29th July 2022

Dear Secretary of State,

The Patients Association calls on you to act now to prevent a deterioration in NHS services that will inevitably lead to unnecessary deaths.

Last autumn, we wrote to your predecessor and asked him to act to protect the NHS. Unfortunately, he did not. The NHS hardly survived through the winter and now the situation is rapidly approaching catastrophe.

Your call for hackathons to figure out how ambulance service performance can be improved is a distraction. Your focus should be on the patients and what they need, not a hastily arranged table-top exercise. Patients are waiting for ambulances that are hours late, others are stuck in the back of an ambulance outside A&E for hours, and patients are dying. Please imagine how terrifying that must be for patients and how stressful for staff listening to all the calls coming in of other patients in distress who also need help.

It is past time the Government got to grips with the main reasons the NHS is on a cliff edge. Those reasons are: shortages in workforce across all parts of the NHS and social care; and lack of investment in social care, which is preventing hospitals from discharging medically fit people.

We back the NHS Confederation’s call for a rescue package for social care.
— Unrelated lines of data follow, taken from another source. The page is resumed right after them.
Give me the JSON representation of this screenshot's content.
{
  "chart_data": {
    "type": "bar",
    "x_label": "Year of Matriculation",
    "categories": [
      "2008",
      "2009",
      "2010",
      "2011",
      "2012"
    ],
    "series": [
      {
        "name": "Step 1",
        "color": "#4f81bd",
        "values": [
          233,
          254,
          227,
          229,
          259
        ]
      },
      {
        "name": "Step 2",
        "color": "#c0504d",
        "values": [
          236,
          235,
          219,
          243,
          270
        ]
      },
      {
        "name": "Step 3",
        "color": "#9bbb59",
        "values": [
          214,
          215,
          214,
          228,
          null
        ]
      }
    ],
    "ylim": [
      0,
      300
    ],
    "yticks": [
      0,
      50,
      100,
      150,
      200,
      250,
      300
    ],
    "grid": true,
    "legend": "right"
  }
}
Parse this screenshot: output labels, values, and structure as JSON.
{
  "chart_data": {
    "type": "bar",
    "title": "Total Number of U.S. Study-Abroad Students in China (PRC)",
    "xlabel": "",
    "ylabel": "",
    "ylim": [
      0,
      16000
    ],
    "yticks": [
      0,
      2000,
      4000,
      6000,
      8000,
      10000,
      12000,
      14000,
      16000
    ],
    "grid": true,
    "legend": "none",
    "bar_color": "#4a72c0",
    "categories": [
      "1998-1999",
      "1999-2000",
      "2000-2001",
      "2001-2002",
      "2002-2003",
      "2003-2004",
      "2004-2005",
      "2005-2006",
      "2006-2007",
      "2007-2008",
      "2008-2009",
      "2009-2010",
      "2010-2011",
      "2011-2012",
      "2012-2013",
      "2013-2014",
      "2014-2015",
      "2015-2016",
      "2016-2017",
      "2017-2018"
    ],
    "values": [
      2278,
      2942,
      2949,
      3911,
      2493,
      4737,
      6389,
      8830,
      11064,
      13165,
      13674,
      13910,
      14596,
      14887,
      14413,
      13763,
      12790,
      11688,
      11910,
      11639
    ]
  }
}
Immediate investment in the sector is urgently needed – in fact, it’s long overdue. As the Confederation says, and we have said previously, Government must take action to make social care a sector that is attractive to work in and where staff is valued and properly paid.

But we would add that immediate investment in social care is needed. Extra funding for social care will ensure hospitals can safely discharge medically fit patients into the community, freeing capacity in the NHS.

We also repeat calls we made in January for a long-term workforce strategy. We are among many organisations who have been asking for the Government to develop such a strategy.

Please do not allow patients, terrified in the back of an ambulance yards away from doctors and nurses, to become the norm. Please do not wait for patients to die because there are not enough doctors and nurses to provide safe levels of care. Please be the Secretary of State who worked in partnership with patients, the NHS, and the professions to develop a robust long-term workforce strategy and invested in social care.